According to the researchers, there is so much sucrose underneath the seagrass meadows that if it degrades, it will emit the same amount of CO2 that is released by more than 300,000 cars each year. These findings are also surprising because microbes in the rhizosphere are expected to degrade sugar — but there must be something in the seagrass rhizosphere that is inhibiting the microbial activity. So what is it?  

Lead author Maggie Sogin and her team collected water samples (porewaters) from seagrass meadows in the Mediterranean, Baltic, and Caribbean seas. They analyzed the porewater that also included sediments from the seagrass rhizosphere and came across very high levels of sucrose in samples that were taken around the seagrass roots. Their findings suggested that sucrose weighing between 0.67 to 1.34 trillion grams is present in the upper 30 cm seagrass sediments. 

So basically, seagrass rhizosphere contains more than one million tons of sucrose globally — that’s the equivalent of 32 billion cans of coke

Image credits: Benjamin L. Jones/Unsplash

During the analysis, researchers also discovered that sucrose-degrading genes were found in 80% of microbial genomes. However, only 64% of genomes could express those genes, which leaves about a third that can’t degrade sucrose. The analysis further revealed that seagrass release phenolic compounds that inhibit most of the microbial activity in the seagrass rhizosphere. Under low oxygen levels, these compounds prevent the microbial degradation of sucrose and favor its accumulation in large quantities underneath the meadows.

Therefore, the sucrose in the seagrass rhizosphere neither breaks down into COnor does it ever return to the atmosphere. 

“We spent a long time trying to figure this out. What we realized is that seagrass, like many other plants, release phenolic compounds to their sediments. Red wine, coffee and fruits are full of phenolics, and many people take them as health supplements. What is less well known is that phenolics are antimicrobials and inhibit the metabolism of most microorganisms,” said lead author Maggie Sogin.
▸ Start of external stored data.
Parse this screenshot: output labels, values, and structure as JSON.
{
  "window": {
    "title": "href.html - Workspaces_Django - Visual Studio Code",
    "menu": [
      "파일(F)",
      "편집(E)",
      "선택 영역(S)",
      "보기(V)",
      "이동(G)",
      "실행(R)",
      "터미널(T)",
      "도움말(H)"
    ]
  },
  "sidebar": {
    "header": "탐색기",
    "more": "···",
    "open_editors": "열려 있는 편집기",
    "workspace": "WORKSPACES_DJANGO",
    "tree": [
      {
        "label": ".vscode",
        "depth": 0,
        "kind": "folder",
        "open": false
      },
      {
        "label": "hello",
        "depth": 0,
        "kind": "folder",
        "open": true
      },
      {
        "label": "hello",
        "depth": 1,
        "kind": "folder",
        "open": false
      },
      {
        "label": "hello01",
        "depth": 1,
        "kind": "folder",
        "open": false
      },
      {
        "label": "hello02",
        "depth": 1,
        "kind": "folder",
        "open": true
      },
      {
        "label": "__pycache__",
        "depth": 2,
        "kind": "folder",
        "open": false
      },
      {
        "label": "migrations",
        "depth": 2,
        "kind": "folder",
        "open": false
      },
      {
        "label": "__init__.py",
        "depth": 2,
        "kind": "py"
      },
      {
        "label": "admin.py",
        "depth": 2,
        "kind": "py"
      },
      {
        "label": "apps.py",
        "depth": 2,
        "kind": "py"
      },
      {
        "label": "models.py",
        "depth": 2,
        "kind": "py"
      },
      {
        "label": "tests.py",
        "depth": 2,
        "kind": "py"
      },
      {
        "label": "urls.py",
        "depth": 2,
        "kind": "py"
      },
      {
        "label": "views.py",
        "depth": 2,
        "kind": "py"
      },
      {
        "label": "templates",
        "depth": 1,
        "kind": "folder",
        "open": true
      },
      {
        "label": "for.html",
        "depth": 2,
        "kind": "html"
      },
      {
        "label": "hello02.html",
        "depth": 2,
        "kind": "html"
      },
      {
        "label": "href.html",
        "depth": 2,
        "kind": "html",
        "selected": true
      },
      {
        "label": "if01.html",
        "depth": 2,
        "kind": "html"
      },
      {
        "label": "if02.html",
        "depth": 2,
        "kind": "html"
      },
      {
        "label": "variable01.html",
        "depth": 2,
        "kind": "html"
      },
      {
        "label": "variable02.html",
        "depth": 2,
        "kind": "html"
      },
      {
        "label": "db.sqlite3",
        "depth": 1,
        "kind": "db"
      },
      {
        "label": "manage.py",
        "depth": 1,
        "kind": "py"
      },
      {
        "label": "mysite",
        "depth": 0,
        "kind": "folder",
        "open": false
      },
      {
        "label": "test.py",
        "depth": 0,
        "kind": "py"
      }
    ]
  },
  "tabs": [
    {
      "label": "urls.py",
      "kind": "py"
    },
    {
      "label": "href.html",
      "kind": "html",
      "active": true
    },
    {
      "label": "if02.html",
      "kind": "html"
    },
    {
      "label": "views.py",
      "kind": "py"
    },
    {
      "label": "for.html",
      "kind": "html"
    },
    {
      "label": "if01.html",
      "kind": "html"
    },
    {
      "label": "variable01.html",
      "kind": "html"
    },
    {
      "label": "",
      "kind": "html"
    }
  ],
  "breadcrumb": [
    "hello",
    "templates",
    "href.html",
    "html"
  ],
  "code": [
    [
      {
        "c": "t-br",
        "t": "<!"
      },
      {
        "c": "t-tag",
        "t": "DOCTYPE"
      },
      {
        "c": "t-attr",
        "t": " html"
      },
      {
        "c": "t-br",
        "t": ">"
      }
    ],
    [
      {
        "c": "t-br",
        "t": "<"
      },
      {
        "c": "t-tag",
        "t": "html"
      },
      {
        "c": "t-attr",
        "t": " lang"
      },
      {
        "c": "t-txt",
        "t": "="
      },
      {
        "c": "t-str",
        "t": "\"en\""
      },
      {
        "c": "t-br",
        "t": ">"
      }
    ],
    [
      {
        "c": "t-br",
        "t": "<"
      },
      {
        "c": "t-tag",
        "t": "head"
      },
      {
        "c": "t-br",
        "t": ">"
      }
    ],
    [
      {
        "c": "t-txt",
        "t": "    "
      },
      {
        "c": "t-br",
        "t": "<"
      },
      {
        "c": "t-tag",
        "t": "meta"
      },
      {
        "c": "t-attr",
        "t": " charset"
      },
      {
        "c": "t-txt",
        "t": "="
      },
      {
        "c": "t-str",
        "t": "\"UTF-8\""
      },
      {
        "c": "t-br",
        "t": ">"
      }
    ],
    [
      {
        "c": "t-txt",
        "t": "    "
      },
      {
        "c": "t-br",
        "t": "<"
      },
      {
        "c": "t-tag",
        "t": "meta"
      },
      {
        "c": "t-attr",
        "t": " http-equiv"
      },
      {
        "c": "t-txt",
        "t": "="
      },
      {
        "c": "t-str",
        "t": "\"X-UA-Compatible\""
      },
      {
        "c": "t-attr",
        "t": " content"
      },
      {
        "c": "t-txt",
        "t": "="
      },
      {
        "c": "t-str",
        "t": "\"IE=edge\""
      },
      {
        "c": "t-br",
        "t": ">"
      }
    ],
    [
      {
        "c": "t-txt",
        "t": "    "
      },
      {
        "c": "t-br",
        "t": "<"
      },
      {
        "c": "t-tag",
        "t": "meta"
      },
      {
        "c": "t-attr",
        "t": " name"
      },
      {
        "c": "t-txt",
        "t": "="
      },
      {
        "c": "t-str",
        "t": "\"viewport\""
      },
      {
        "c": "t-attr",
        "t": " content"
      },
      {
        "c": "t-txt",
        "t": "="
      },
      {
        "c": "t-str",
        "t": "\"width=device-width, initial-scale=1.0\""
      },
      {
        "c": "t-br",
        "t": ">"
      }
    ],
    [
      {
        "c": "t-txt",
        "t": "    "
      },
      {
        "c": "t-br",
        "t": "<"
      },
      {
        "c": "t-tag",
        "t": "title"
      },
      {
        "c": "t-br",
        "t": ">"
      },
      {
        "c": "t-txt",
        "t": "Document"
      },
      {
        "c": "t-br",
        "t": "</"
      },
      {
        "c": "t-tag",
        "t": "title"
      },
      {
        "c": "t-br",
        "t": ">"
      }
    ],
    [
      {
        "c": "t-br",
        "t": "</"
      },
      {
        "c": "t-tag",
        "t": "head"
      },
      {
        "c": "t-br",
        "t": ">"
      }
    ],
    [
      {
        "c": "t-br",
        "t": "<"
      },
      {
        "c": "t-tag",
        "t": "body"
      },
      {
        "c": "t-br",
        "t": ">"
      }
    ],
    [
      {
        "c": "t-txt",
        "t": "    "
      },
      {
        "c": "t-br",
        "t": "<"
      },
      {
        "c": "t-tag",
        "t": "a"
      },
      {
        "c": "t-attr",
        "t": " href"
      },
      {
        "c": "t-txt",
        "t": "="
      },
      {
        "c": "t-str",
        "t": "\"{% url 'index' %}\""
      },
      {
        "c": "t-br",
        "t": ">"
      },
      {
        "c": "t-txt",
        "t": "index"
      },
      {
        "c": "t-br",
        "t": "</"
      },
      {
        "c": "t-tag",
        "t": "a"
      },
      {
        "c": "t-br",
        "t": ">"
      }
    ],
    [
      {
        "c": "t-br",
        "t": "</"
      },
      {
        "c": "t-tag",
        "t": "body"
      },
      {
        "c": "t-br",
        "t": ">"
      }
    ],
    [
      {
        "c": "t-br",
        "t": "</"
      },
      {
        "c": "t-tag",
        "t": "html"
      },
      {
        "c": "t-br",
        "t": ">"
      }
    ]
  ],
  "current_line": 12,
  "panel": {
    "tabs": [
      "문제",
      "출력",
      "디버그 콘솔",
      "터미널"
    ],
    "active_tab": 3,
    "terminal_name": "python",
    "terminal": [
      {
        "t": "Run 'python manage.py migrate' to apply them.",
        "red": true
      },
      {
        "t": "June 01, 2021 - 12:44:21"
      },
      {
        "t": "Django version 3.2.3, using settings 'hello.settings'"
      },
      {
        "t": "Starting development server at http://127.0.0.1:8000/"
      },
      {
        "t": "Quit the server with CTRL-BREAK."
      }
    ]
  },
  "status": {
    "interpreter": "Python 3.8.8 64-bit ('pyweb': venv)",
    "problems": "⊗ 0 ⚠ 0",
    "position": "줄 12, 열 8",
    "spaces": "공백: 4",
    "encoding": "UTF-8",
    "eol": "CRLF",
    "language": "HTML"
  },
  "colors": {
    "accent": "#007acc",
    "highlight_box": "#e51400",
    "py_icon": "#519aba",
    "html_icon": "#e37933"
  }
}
How does seagrass happen to have so much sugar?

As compared to vegetation on land, seagrass holds twice the amount of carbon per square kilometer. Plus, it sinks carbon 35 times faster than forests on land. The high amounts of sucrose underneath the seagrass play a key role in this carbon management. Researchers have also noticed that sucrose concentration in the seagrass meadows has gone up 80 times since the last time it was measured. So where does all this sucrose come from?

Sucrose is produced by seagrass using photosynthesis, and its production depends on the amount of light that reaches the meadows. For instance, during the daytime when seagrass receives a good amount of sunlight, sucrose is produced in large quantities. Seagrass uses a considerable amount of sucrose for its own growth and the rest is sent to its rhizosphere.  

In an interview with Verve Times, Nicole Dubilier, Director at the Max Planck Institute for Marine Microbiology explains that seagrass is basically suffering from success, producing more useful things than it can consume:

“Under average light conditions, these plants use most of the sugars they produce for their own metabolism and growth. But under high light conditions, for example, at midday or during the summer, the plants produce more sugar than they can use or store. Then they release the excess sucrose into their rhizosphere. Think of it as an overflow valve.”

Unfortunately, seagrass meadows that hold great importance for our ecosystem, oceans, and climate are currently struggling for their existence. A report reveals that due to excessive fishing, water pollution, and lack of conservation efforts, every 30 minutes, the oceans are losing seagrass coverage of the size of a football stadium. According to a 2021 study, the UK alone has lost more than 90% of its seagrass meadows and these habitats are also vanishing fast around places like Florida, Indonesia, and Singapore.

If such trends continue, then we might see extra carbon emissions amounting up to one billion metric tons a year – this is roughly twice the amount of carbon emitted annually by countries like France and Italy. Therefore, governments, environment protection agencies, and policymakers are required to take strong decisions to ensure seagrass protection globally.